Adults at Work
"This book was written for me. I need to get a copy!" "I've been waiting for a book like this!"
"Wish I could have gotten this advice years ago."
That's what we've heard from individuals who've read Rebels at Work, at least those individuals who aren't managers in large organizations.
From the managers, at least some of them, the reaction is a bit more....muted, shall we say.
"Why would I want my employees to make my life even more difficult?"
"Are you suggesting that my employees are always right?"
"The last thing I want to do is to encourage dissent in the workplace!"
And we wonder why why we have a crisis of Employee Engagement in the workplace. Although we suspect the problem is not that employees aren't engaged in their work--at least in the beginning. All of the new entrants into the labor force we meet--mostly those frisky Millennials--are super excited to start contributing.
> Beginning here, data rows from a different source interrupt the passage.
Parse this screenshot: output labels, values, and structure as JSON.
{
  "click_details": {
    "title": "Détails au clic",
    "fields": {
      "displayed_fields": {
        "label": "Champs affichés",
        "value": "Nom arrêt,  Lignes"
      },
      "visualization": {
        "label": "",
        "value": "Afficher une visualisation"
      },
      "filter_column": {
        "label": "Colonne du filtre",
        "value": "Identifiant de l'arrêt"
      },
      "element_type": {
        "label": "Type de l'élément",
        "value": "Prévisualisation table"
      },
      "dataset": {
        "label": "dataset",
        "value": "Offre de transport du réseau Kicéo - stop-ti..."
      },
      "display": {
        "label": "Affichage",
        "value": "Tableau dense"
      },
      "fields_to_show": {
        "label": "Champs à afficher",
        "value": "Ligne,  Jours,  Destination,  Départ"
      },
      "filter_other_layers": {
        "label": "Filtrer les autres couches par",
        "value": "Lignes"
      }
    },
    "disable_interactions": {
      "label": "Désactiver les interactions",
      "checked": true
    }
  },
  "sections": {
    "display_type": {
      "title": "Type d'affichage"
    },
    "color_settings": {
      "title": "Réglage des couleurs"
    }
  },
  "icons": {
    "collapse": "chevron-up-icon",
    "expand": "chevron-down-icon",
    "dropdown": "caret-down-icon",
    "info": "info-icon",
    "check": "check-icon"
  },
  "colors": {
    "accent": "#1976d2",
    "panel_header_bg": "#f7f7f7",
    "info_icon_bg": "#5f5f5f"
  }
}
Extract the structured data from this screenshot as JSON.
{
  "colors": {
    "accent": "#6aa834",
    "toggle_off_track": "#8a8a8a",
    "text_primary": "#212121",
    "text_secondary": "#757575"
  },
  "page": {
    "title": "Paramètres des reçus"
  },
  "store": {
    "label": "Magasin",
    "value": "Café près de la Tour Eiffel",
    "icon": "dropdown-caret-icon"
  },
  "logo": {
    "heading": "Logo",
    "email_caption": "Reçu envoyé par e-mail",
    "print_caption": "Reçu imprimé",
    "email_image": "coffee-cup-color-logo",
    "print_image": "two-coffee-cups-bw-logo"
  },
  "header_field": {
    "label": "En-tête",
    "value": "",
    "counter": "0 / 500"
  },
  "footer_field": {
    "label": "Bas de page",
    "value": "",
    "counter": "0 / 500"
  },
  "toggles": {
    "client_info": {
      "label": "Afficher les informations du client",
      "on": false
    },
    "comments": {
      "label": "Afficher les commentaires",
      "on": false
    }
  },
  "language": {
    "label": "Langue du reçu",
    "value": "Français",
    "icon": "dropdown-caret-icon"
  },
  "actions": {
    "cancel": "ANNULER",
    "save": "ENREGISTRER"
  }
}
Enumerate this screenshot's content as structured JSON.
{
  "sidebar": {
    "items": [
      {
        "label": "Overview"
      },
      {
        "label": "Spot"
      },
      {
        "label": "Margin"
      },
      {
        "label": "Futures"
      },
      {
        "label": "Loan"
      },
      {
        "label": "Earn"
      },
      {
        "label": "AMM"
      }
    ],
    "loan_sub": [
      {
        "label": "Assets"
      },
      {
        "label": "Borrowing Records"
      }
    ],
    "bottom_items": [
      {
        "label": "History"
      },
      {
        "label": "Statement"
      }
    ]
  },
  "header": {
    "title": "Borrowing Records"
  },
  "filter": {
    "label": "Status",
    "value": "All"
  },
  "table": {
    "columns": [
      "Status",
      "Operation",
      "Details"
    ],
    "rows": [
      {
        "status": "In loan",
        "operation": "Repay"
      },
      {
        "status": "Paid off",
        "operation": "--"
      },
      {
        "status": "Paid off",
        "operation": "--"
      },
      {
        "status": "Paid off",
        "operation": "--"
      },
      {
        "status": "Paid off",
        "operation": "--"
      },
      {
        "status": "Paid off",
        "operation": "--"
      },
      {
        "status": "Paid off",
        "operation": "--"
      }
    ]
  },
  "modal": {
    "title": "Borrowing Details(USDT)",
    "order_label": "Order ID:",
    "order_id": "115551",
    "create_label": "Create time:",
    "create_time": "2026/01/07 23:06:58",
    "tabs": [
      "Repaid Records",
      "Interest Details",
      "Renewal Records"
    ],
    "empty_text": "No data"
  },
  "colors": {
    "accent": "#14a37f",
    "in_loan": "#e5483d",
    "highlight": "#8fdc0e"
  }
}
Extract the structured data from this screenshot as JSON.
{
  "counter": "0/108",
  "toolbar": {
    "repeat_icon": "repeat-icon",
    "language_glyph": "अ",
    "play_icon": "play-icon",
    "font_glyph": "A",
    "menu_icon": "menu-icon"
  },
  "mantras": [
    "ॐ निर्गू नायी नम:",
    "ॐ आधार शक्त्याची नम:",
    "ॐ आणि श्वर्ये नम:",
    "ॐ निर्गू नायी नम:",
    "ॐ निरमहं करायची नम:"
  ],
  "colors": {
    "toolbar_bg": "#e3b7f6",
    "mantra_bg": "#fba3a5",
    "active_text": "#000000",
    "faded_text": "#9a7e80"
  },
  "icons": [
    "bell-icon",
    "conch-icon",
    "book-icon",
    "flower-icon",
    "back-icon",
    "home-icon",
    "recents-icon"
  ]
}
And yet somehow they become DISENGAGED.
Employee Engagement implies that the attitudes of the workers are the issue.
Employee DISENGAGEMENT may be more to the point. Something leads them to reassess their commitment and disconnect from their jobs. And one of the main causes of disengagement is the sense they get from their organizations that their views and contributions are not respected.
Note that I didn't directly blame managers. Sure, they're part of the organization, but I suspect there's something deeper at play. In a nifty piece in Fast Company more than a year ago leadership consultant Michael Chayes argued that the scientific management principles that emerged at the start of the last century bear much of the blame. As a result of these principles:
Managers became the “adults,” planning for and directing the more “child-like” workers, who lacked the capacity to manage their own work lives. The resulting culture of business promoted high productivity, but at the expense of workers who became little more than “cogs in the system."
Rebels at Work is the book for those who believe we can all be Adults at Work. It's not anti-management. It's pro-humans.